Assim sendo, como o guardião das leis infraconstitucionais é o Superior Tribunal de Justiça, o tema em questão já está com o entendimento pacificado, visto que o julgamento acima versa sobre Recurso Representativo de Controvérsia (vinculando os demais Juízes e Tribunais).

Cumprindo-se os requisitos a seguir, o contribuinte tem direito ao reenquadramento de alíquotas (redução) para presunção de lucro.

O primeiro requisito decorre do regime tributário da sociedade empresária — Lucro Presumido.

Paulo Lenir dos Santos esclarece que “o Lucro Presumido é determinado pelo valor resultante de aplicação dos percentuais de presunção de lucro (conforme o tipo de atividade operacional exercida pela pessoa jurídica que abrange a variável de 1,6% a 32%).”[4]

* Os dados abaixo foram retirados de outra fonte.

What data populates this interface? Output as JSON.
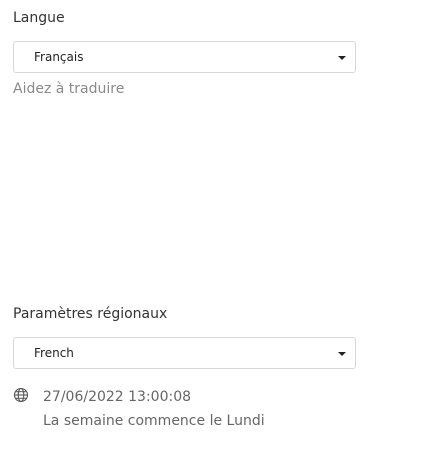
{
  "language": {
    "heading": "Langue",
    "selected": "Français",
    "help_link": "Aidez à traduire"
  },
  "regional": {
    "heading": "Paramètres régionaux",
    "selected": "French",
    "sample_datetime": "27/06/2022 13:00:08",
    "week_start": "La semaine commence le Lundi"
  },
  "icons": {
    "dropdown": "chevron-down-icon",
    "locale": "globe-icon"
  }
}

Isto quer dizer que apenas as empresas constituídas sob o regime tributário de lucro presumido terão acesso ao incentivo fiscal em comentário, o que não ocorre com as empresas optantes do Simples ou do Lucro Real.

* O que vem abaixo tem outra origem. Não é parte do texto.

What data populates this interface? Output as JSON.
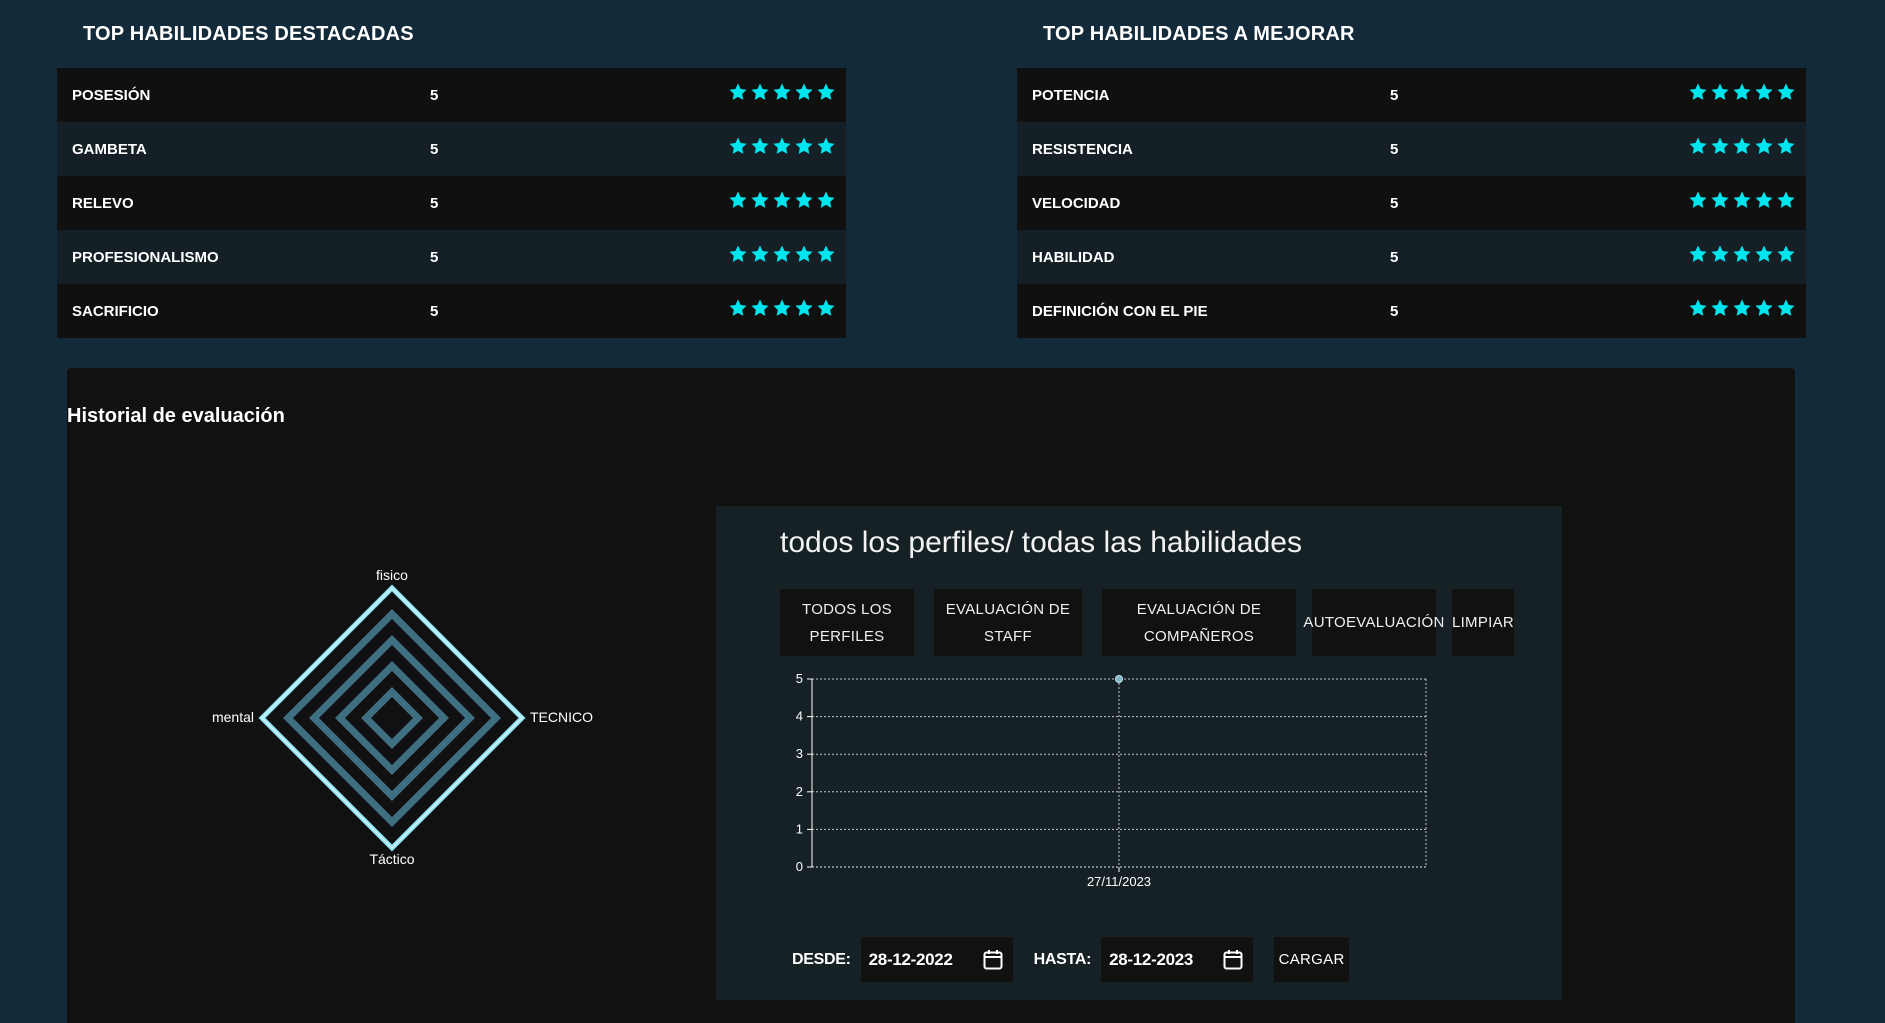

O segundo requisito é a constituição da empresa como sociedade empresária.

Tarcísio Teixeira esclarece que “a sociedade empresária, como espécie do gênero empresário, é um contrato (acordo de duas ou mais partes, pessoas física ou jurídica, para constituir, regular, ou extinguir entre elas uma relação jurídica de direito patrimonial”.[5]

Portanto não é possível obter tal incentivo fiscal se a empresa estiver constituída como sociedade simples.

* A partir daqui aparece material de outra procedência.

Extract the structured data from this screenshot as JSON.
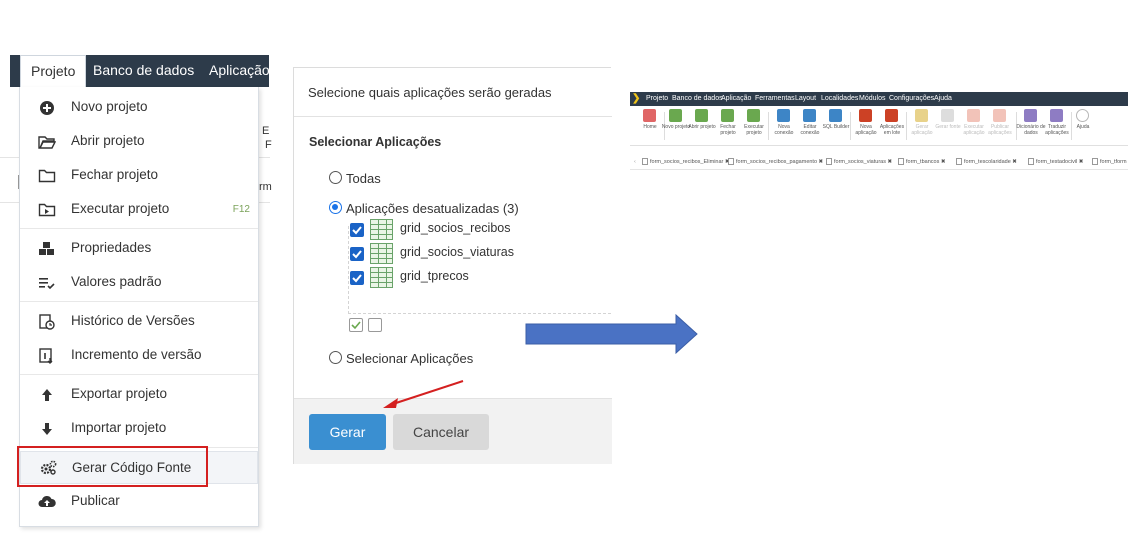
{
  "menubar": {
    "items": [
      "Projeto",
      "Banco de dados",
      "Aplicação"
    ]
  },
  "background_fragments": {
    "a": "E",
    "b": "F",
    "c": "rm"
  },
  "project_menu": {
    "items": [
      {
        "label": "Novo projeto",
        "icon": "plus-circle-icon"
      },
      {
        "label": "Abrir projeto",
        "icon": "folder-open-icon"
      },
      {
        "label": "Fechar projeto",
        "icon": "folder-icon"
      },
      {
        "label": "Executar projeto",
        "icon": "play-folder-icon",
        "shortcut": "F12"
      },
      {
        "label": "Propriedades",
        "icon": "cubes-icon"
      },
      {
        "label": "Valores padrão",
        "icon": "list-check-icon"
      },
      {
        "label": "Histórico de Versões",
        "icon": "version-history-icon"
      },
      {
        "label": "Incremento de versão",
        "icon": "version-increment-icon"
      },
      {
        "label": "Exportar projeto",
        "icon": "arrow-up-icon"
      },
      {
        "label": "Importar projeto",
        "icon": "arrow-down-icon"
      },
      {
        "label": "Gerar Código Fonte",
        "icon": "gears-icon"
      },
      {
        "label": "Publicar",
        "icon": "cloud-upload-icon"
      }
    ]
  },
  "dialog": {
    "title": "Selecione quais aplicações serão geradas",
    "subtitle": "Selecionar Aplicações",
    "option_all": "Todas",
    "option_outdated": "Aplicações desatualizadas (3)",
    "option_select": "Selecionar Aplicações",
    "selected_option": "Aplicações desatualizadas (3)",
    "apps": [
      "grid_socios_recibos",
      "grid_socios_viaturas",
      "grid_tprecos"
    ],
    "generate_button": "Gerar",
    "cancel_button": "Cancelar"
  },
  "mini_app": {
    "menu": [
      "Projeto",
      "Banco de dados",
      "Aplicação",
      "Ferramentas",
      "Layout",
      "Localidades",
      "Módulos",
      "Configurações",
      "Ajuda"
    ],
    "tools": [
      {
        "label": "Home",
        "icon": "home-icon",
        "color": "#e06666"
      },
      {
        "label": "Novo projeto",
        "icon": "new-project-icon",
        "color": "#6aa84f"
      },
      {
        "label": "Abrir projeto",
        "icon": "open-project-icon",
        "color": "#6aa84f"
      },
      {
        "label": "Fechar projeto",
        "icon": "close-project-icon",
        "color": "#6aa84f"
      },
      {
        "label": "Executar projeto",
        "icon": "run-project-icon",
        "color": "#6aa84f"
      },
      {
        "label": "Nova conexão",
        "icon": "new-connection-icon",
        "color": "#3d85c6"
      },
      {
        "label": "Editar conexão",
        "icon": "edit-connection-icon",
        "color": "#3d85c6"
      },
      {
        "label": "SQL Builder",
        "icon": "sql-builder-icon",
        "color": "#3d85c6"
      },
      {
        "label": "Nova aplicação",
        "icon": "new-app-icon",
        "color": "#cc4125"
      },
      {
        "label": "Aplicações em lote",
        "icon": "batch-apps-icon",
        "color": "#cc4125"
      },
      {
        "label": "Gerar aplicação",
        "icon": "generate-app-icon",
        "color": "#e8d28a"
      },
      {
        "label": "Gerar fonte",
        "icon": "generate-source-icon",
        "color": "#dddddd"
      },
      {
        "label": "Executar aplicação",
        "icon": "run-app-icon",
        "color": "#f2c3b9"
      },
      {
        "label": "Publicar aplicações",
        "icon": "publish-apps-icon",
        "color": "#f2c3b9"
      },
      {
        "label": "Dicionário de dados",
        "icon": "data-dictionary-icon",
        "color": "#8e7cc3"
      },
      {
        "label": "Traduzir aplicações",
        "icon": "translate-apps-icon",
        "color": "#8e7cc3"
      },
      {
        "label": "Ajuda",
        "icon": "help-icon",
        "color": "#b7b7b7"
      }
    ],
    "tabs": [
      "form_socios_recibos_Eliminar",
      "form_socios_recibos_pagamento",
      "form_socios_viaturas",
      "form_tbancos",
      "form_tescolaridade",
      "form_testadocivil",
      "form_tform"
    ]
  }
}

O terceiro requisito diz respeito ao atendimento das normas da ANVISA (Agência Nacional de Vigilância Sanitária), porém, tal requisito foi flexibilizado pela jurisprudência, suprindo-se por meio do Alvará expedido pelo Órgão de Vigilância Sanitária competente.

A jurisprudência do TRF4 é neste sentido. Confira-se:

“(...) não é legítimo exigir que a empresa comprove atender às normas da ANVISA. Uma vez que está em exercício regular de sua atividade e detém o alvará de funcionamento, há presunção relativa de que está adequada às regras da vigilância sanitária. Caberia, desta forma, ao Fisco trazer elementos que indiquem o descumprimento de tais regras.”[6]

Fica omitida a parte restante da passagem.